The legal dispute between the creators of ChatGPT, OpenAI, and The New York Times has escalated. OpenAI has asked a court to dismiss portions of a lawsuit filed by the news organization, which accuses the company of copyright infringement.
On February 26, OpenAI filed a motion in the United States District Court for the Southern District of New York, alleging that the news company had “paid someone to hack” its products. This claim was made to bolster OpenAI’s argument that the accusation of training its chatbot, ChatGPT, with unauthorized news articles by the news company lacks merit.
In December of last year, The New York Times took legal action against OpenAI and Microsoft, contending that these tech giants have created generative artificial intelligence tools by utilizing millions of news articles without authorization.

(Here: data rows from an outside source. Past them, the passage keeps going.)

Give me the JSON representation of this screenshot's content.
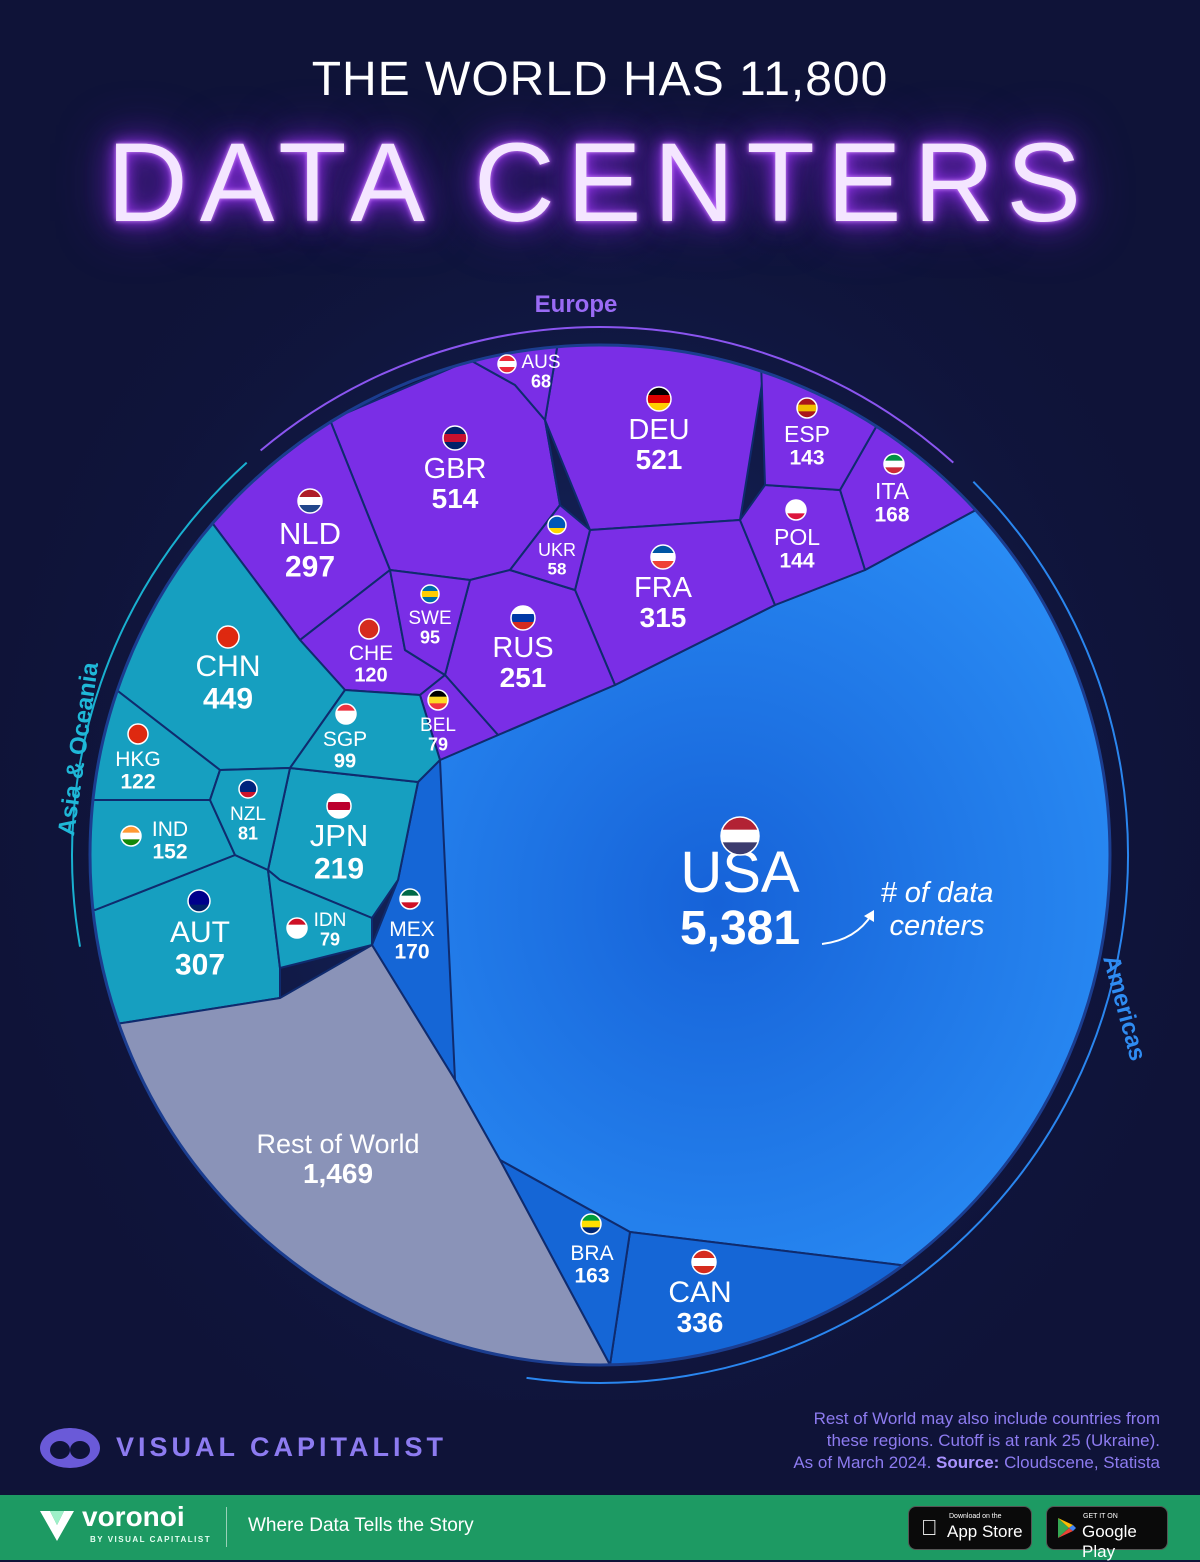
{
  "header": {
    "title_top": "THE WORLD HAS 11,800",
    "title_main": "DATA CENTERS"
  },
  "chart_data": {
    "type": "voronoi treemap",
    "title": "THE WORLD HAS 11,800 DATA CENTERS",
    "annotation": "# of data centers",
    "regions": [
      {
        "name": "Europe",
        "color": "#7a2ee6"
      },
      {
        "name": "Asia & Oceania",
        "color": "#169fc0"
      },
      {
        "name": "Americas",
        "color": "#1f7fe8"
      }
    ],
    "cells": [
      {
        "code": "USA",
        "value": "5,381",
        "region": "Americas"
      },
      {
        "code": "CAN",
        "value": "336",
        "region": "Americas"
      },
      {
        "code": "MEX",
        "value": "170",
        "region": "Americas"
      },
      {
        "code": "BRA",
        "value": "163",
        "region": "Americas"
      },
      {
        "code": "DEU",
        "value": "521",
        "region": "Europe"
      },
      {
        "code": "GBR",
        "value": "514",
        "region": "Europe"
      },
      {
        "code": "FRA",
        "value": "315",
        "region": "Europe"
      },
      {
        "code": "NLD",
        "value": "297",
        "region": "Europe"
      },
      {
        "code": "RUS",
        "value": "251",
        "region": "Europe"
      },
      {
        "code": "ITA",
        "value": "168",
        "region": "Europe"
      },
      {
        "code": "POL",
        "value": "144",
        "region": "Europe"
      },
      {
        "code": "ESP",
        "value": "143",
        "region": "Europe"
      },
      {
        "code": "CHE",
        "value": "120",
        "region": "Europe"
      },
      {
        "code": "SWE",
        "value": "95",
        "region": "Europe"
      },
      {
        "code": "BEL",
        "value": "79",
        "region": "Europe"
      },
      {
        "code": "AUS",
        "value": "68",
        "region": "Europe"
      },
      {
        "code": "UKR",
        "value": "58",
        "region": "Europe"
      },
      {
        "code": "CHN",
        "value": "449",
        "region": "Asia & Oceania"
      },
      {
        "code": "AUT",
        "value": "307",
        "region": "Asia & Oceania"
      },
      {
        "code": "JPN",
        "value": "219",
        "region": "Asia & Oceania"
      },
      {
        "code": "IND",
        "value": "152",
        "region": "Asia & Oceania"
      },
      {
        "code": "HKG",
        "value": "122",
        "region": "Asia & Oceania"
      },
      {
        "code": "SGP",
        "value": "99",
        "region": "Asia & Oceania"
      },
      {
        "code": "NZL",
        "value": "81",
        "region": "Asia & Oceania"
      },
      {
        "code": "IDN",
        "value": "79",
        "region": "Asia & Oceania"
      },
      {
        "code": "Rest of World",
        "value": "1,469",
        "region": "Other"
      }
    ]
  },
  "footnote": {
    "line1": "Rest of World may also include countries from",
    "line2": "these regions. Cutoff is at rank 25 (Ukraine).",
    "line3_prefix": "As of March 2024.",
    "source_label": "Source:",
    "source_text": "Cloudscene, Statista"
  },
  "branding": {
    "publisher": "VISUAL CAPITALIST",
    "footer_name": "voronoi",
    "footer_by": "BY VISUAL CAPITALIST",
    "tagline": "Where Data Tells the Story",
    "app_store_small": "Download on the",
    "app_store_big": "App Store",
    "google_small": "GET IT ON",
    "google_big": "Google Play"
  },
  "colors": {
    "background": "#0f1338",
    "europe": "#7a2ee6",
    "asia": "#169fc0",
    "americas": "#1f7fe8",
    "rest": "#8a93b8",
    "footer": "#1d9a63"
  }
}
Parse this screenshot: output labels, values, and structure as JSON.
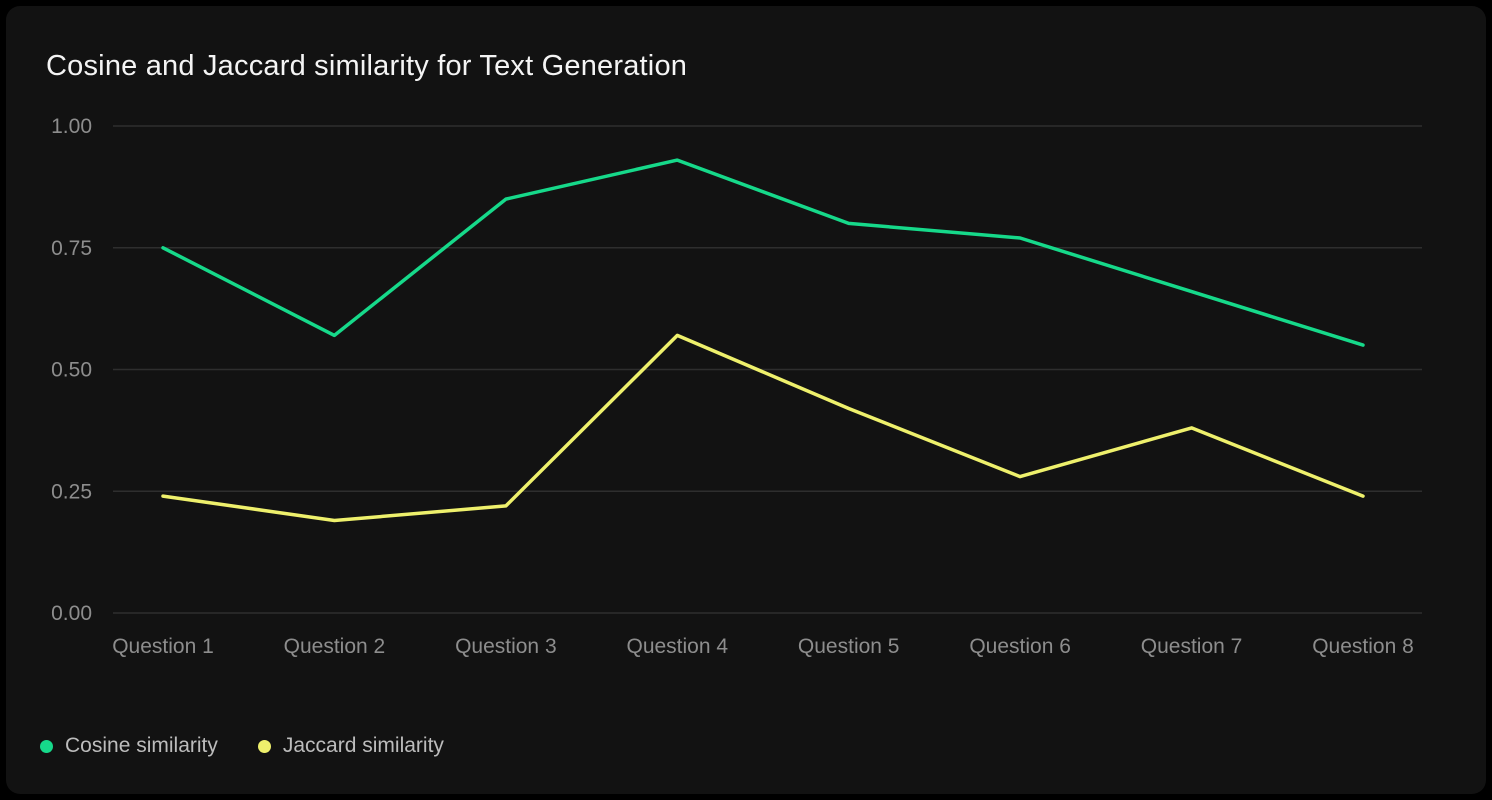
{
  "card": {
    "title": "Cosine and Jaccard similarity for Text Generation"
  },
  "chart_data": {
    "type": "line",
    "title": "Cosine and Jaccard similarity for Text Generation",
    "categories": [
      "Question 1",
      "Question 2",
      "Question 3",
      "Question 4",
      "Question 5",
      "Question 6",
      "Question 7",
      "Question 8"
    ],
    "series": [
      {
        "name": "Cosine similarity",
        "color": "#16d98a",
        "values": [
          0.75,
          0.57,
          0.85,
          0.93,
          0.8,
          0.77,
          0.66,
          0.55
        ]
      },
      {
        "name": "Jaccard similarity",
        "color": "#eef06c",
        "values": [
          0.24,
          0.19,
          0.22,
          0.57,
          0.42,
          0.28,
          0.38,
          0.24
        ]
      }
    ],
    "xlabel": "",
    "ylabel": "",
    "ylim": [
      0,
      1
    ],
    "y_ticks": [
      "1.00",
      "0.75",
      "0.50",
      "0.25",
      "0.00"
    ],
    "y_tick_values": [
      1.0,
      0.75,
      0.5,
      0.25,
      0.0
    ],
    "grid": "horizontal",
    "legend_position": "bottom-left",
    "colors": {
      "background": "#121212",
      "page_background": "#000000",
      "title_text": "#f4f4f4",
      "axis_text": "#8d8d8d",
      "gridline": "#2e2e2e",
      "legend_text": "#bcbcbc"
    }
  }
}
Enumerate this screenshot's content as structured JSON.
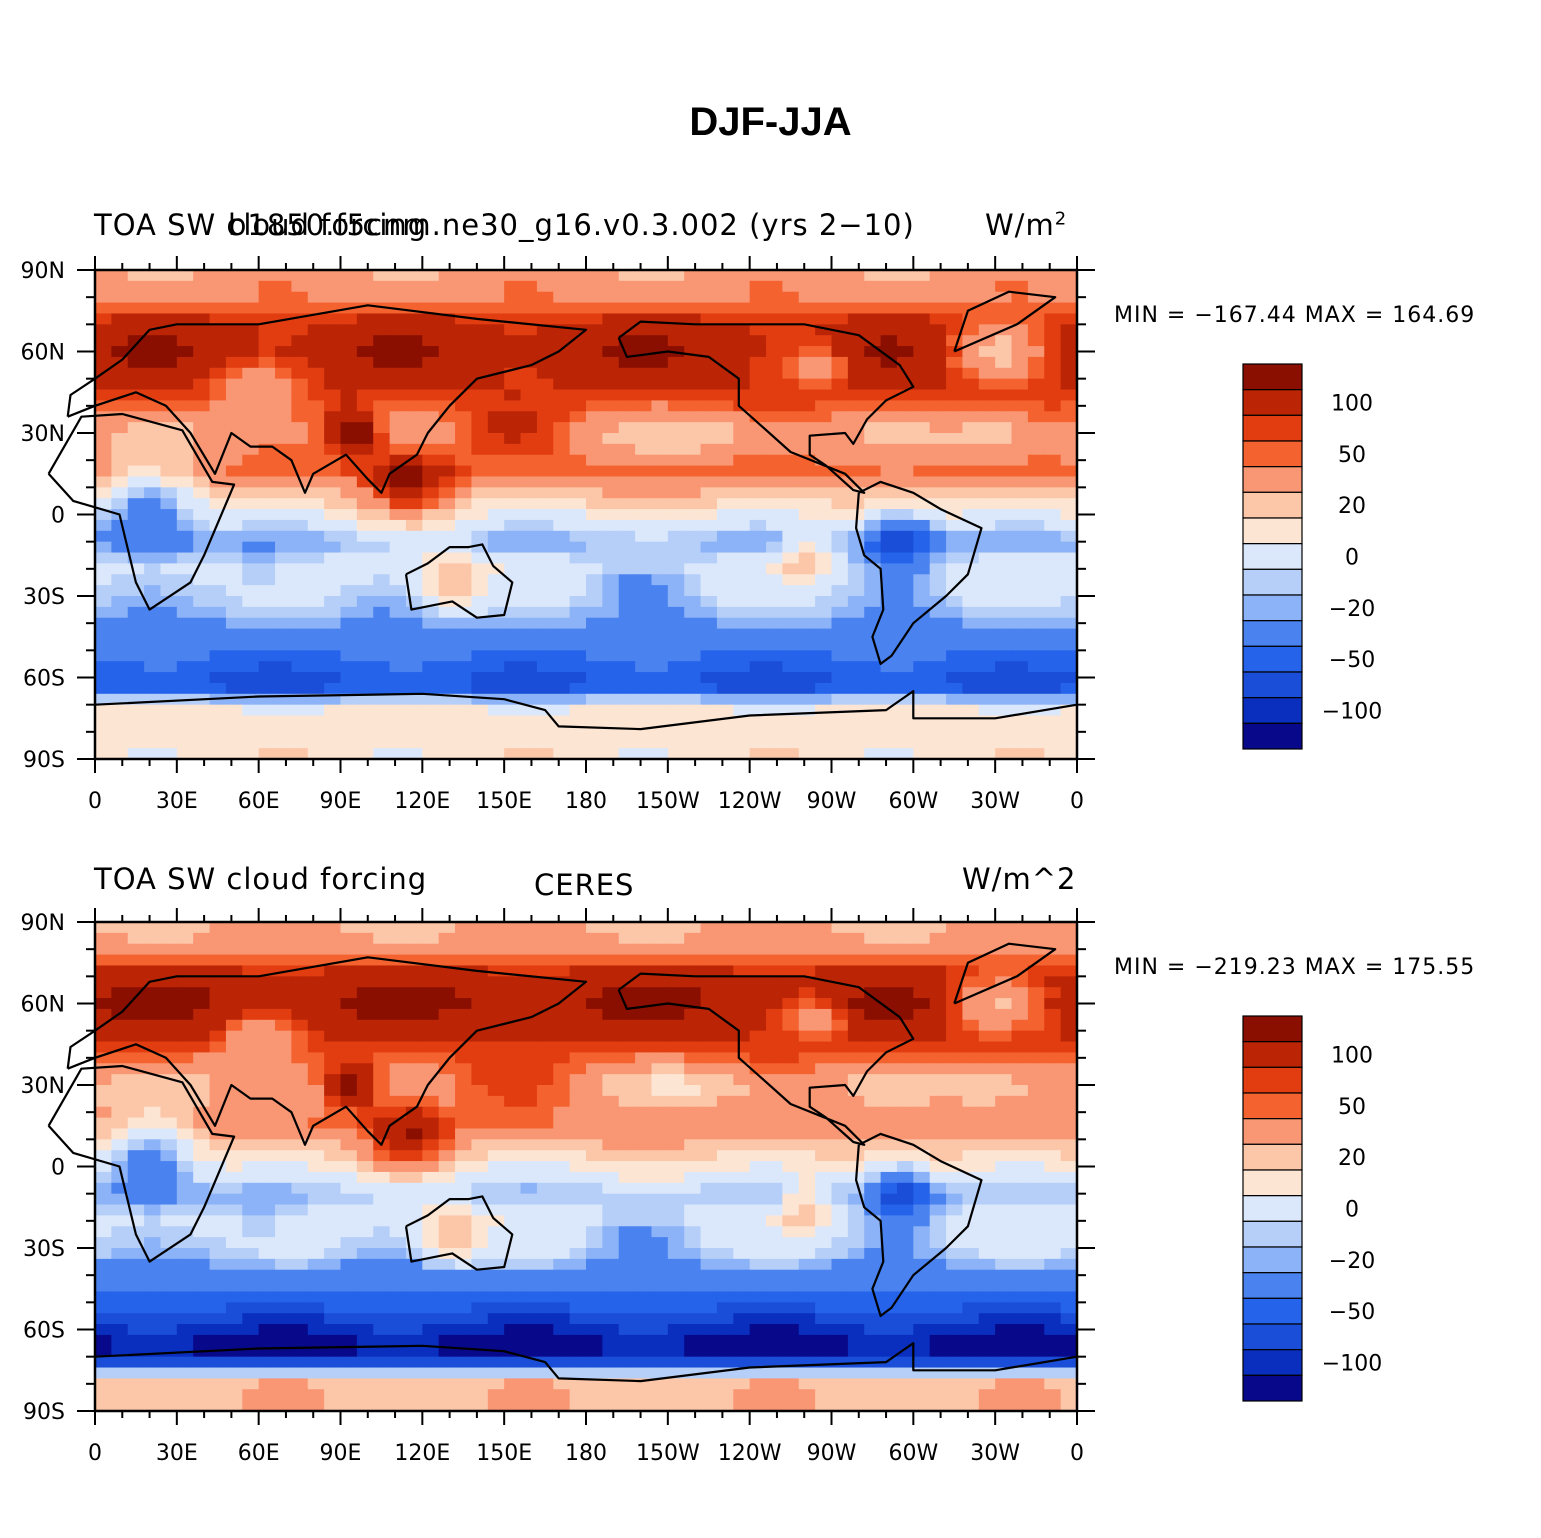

To support their claims, the news organization pointed out that when prompted, the latest ChatGPT model produces responses that closely mirror, often almost verbatim, substantial segments of the company’s articles.
In their complaint, the Times highlighted that the ChatGPT-4 large language models were reproducing extensive sections of an award-winning article published in 2019, word for word. The media giant detailed the extensive effort that went into creating the article, stating, “The 18-month investigation included 600 interviews, more than 100 records requests, large-scale data analysis, and the review of thousands of pages of internal bank records and other documents.” The complaint further emphasized, “OpenAI had no role in the creation of this content, yet with minimal prompting, it will recite large portions of it verbatim.”
In their court filing, the creators of ChatGPT countered by stating that replicating the results published by the news company verbatim would require tens of thousands of attempts. OpenAI argued, “The Times were able to achieve this only by targeting and exploiting a bug, which OpenAI has committed to addressing. They used deceptive prompts that clearly violate OpenAI’s terms of use.” OpenAI further explained, “And even then, they had to input portions of the very articles from which they sought to extract verbatim passages.”
Moreover, the technology company flatly denied The New York Times’ allegations, which suggested that the firm intends to “free ride” on the news organization’s investments by employing their content to develop substitutive products. In its legal filing, OpenAI contended that their chatbot does not serve as an alternative to subscribing to the media organization. “In the real world, people do not use ChatGPT or any other OpenAI product for that purpose,” OpenAI asserted. “In normal usage, one cannot employ ChatGPT to systematically retrieve Times articles on demand.”